Michael Atkin Printmaker
etcher - block printer - wood engraver
Etching a method of making prints from a metal plate, usually zinc or copper, into which the design has been incised by acid.
The plate is first coated with an acid-resistant substance, called the etching ground, through which the design is drawn with a sharp tool.
The ground is usually a compound of beeswax, bitumen and resin. The plate is then exposed to nitric acid or dutch mordant, which eats away those areas of the plate unprotected by the ground, forming a pattern of recessed lines. These lines hold the ink. and, when the plate is applied to moist paper, the design transfers to the paper, making a finished print.The practice of making prints from etched metal plates grew out of the custom of etching designs on armour and was adopted by printmakers as an easy way of engraving a process of making prints from metal plates incised with a tool called a burin.
The first dated etching was made in 1513 by the Swiss artist Urs Graf who printed from iron plates. The process of etching has remained unchanged since those times, the metals are perhaps more pure and consistent, the acids stronger, the presses are made of metal rather than wood, but principally the method is unchanged. Any artist from the past 600 years who is knowledgeable about etching would feel at home in my workshop.

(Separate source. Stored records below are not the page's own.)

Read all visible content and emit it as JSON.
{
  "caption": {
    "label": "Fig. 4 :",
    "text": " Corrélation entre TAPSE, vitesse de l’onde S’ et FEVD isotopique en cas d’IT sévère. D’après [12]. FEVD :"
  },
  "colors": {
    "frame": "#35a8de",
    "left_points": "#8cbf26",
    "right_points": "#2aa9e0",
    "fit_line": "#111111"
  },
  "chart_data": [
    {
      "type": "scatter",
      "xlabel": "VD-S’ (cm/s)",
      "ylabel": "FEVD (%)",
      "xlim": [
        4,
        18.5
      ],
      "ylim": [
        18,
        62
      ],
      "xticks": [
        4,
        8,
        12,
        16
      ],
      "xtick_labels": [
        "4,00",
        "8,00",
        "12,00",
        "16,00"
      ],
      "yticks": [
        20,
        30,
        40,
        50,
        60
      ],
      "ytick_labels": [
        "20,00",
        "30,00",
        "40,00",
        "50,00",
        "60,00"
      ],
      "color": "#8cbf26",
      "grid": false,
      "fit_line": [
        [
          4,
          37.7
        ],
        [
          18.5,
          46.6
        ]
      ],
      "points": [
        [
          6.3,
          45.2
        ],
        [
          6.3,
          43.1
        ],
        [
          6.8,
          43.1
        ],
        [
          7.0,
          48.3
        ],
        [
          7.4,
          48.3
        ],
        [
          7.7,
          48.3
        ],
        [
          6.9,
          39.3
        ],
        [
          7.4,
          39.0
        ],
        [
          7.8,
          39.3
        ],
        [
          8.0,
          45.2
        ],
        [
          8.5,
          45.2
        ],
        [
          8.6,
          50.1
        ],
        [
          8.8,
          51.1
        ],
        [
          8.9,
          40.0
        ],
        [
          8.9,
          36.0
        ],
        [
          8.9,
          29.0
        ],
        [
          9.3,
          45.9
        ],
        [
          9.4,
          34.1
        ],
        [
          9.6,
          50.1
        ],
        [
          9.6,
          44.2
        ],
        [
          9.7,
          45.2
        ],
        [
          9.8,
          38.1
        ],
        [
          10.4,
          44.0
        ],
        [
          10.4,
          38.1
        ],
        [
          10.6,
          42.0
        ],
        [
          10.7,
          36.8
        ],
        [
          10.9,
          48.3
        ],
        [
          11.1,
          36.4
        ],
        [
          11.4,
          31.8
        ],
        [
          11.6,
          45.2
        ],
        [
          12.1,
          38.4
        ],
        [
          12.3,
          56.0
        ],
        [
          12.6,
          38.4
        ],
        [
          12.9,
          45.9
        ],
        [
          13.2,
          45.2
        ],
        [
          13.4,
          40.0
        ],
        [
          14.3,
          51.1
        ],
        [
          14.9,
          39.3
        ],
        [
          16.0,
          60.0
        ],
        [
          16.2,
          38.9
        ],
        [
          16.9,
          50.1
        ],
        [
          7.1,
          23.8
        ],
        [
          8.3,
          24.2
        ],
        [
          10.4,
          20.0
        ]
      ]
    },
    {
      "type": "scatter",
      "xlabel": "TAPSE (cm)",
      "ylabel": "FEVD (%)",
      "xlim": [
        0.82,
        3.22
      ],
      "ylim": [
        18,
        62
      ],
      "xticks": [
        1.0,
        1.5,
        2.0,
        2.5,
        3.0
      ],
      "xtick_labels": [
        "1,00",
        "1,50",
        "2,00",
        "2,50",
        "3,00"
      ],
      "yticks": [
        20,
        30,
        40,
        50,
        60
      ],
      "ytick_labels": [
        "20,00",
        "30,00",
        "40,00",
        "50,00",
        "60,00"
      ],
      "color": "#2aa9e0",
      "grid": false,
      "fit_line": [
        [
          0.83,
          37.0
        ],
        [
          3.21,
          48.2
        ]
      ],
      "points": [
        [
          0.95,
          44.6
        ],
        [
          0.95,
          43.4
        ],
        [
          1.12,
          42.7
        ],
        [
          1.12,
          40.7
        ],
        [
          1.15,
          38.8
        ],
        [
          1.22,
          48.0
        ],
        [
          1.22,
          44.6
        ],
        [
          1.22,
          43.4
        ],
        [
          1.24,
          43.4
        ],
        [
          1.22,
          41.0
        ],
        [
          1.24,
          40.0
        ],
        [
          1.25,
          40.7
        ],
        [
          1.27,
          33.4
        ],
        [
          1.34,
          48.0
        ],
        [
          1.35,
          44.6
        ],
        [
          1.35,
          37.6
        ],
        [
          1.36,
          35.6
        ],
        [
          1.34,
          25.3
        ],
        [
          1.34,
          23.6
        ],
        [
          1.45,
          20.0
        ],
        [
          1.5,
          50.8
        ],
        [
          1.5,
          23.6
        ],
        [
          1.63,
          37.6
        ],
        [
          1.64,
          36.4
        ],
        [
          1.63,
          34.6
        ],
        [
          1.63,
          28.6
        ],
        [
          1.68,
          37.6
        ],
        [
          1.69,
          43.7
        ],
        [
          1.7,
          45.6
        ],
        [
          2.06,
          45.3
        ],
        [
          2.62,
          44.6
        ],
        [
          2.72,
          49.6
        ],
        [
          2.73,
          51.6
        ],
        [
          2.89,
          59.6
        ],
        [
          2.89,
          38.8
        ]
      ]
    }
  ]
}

During the late 18th and early 19th centuries, soft ground etching or vernis mou, became current. This technique involves drawing with a pencil on a sheet of paper placed on a copperplate coated with an extremely soft, sticky ground. The ground adheres to the paper wherever the pencil passes, leaving the metal exposed in broad, soft lines. The plate is exposed to acid and, when printed, yields results similar to pencil or chalk drawings.